The way this film is shot is amazing. It spends a solid half of its runtime in a basement under a house with minimal lighting and it’s claustrophobic as hell, and the film makes damn sure you feel that. Every shot makes sure you see how little room the characters have to move, how they can just barely see far enough to know where the alligators are. It’s so careful in how it uses the shots that when they have you in the palm of their hands, they can make a log float past the camera and have you thinking it’s another Alligator. Every shot just helps make that tension skyrocket to the point that by the time you get to the end, your blood pressure will be through the roof.

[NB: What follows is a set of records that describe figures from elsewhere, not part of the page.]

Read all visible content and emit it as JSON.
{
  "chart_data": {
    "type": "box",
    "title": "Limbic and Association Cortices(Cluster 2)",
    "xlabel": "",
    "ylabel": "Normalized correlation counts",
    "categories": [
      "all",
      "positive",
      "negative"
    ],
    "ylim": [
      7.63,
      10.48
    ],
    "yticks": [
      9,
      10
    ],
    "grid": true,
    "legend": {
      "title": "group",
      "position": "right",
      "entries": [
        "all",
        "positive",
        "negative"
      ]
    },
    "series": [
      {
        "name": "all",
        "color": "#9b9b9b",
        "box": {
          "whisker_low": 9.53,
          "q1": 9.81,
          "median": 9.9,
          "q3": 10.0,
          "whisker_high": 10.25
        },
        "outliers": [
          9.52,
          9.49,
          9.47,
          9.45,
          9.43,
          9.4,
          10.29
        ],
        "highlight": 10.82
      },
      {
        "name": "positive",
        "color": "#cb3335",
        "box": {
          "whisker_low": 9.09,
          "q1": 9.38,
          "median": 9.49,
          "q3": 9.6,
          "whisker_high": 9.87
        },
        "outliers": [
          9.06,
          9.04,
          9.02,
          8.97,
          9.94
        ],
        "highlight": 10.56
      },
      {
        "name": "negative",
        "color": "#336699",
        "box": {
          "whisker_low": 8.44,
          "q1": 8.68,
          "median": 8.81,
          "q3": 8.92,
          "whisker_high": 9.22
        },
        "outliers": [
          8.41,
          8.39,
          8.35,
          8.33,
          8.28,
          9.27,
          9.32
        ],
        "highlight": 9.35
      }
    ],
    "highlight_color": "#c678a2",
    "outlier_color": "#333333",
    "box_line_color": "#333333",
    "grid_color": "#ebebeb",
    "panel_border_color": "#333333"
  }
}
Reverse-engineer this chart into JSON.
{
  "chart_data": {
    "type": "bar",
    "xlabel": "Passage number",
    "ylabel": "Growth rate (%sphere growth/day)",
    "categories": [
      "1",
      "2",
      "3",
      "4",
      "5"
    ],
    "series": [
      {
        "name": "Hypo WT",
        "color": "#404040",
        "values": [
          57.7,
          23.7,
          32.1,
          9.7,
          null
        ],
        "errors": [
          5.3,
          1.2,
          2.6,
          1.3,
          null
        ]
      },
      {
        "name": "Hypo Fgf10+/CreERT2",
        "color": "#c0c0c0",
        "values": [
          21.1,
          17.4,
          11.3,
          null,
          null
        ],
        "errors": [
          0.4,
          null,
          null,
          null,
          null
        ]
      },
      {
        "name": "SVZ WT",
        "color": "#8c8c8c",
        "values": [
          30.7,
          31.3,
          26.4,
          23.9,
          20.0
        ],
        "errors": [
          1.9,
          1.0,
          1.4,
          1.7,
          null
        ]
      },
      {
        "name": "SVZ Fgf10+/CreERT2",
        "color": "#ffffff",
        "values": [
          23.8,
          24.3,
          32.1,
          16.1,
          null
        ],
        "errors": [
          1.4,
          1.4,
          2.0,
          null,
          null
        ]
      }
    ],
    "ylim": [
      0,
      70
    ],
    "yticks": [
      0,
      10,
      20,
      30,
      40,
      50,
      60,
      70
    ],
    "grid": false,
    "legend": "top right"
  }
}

Now, there are some mild problems regarding effects on the alligators. Since they can’t just use actual alligators (because apparently there are laws against that, which is lame) they’re using a lot of CGI animals and when they’re in the dark or barely popping out of the water, that works… when it’s a full shot of the alligator that’s well lit and clearly not real? I mean, that does kind of hurt the film a little bit but fortunately most of the time they know to hide the damn creature so it’s not that bad.

Crawl does the exact thing that I asked it to do. I wanted a nice tense movie about alligators messing with a father and daughter and that’s what I got. I also happened to get some genuinely great performances and enough terrifying atmosphere to last me for a long time. It’s a film that grabs hold of the audience and drags them along for one hell of a ride.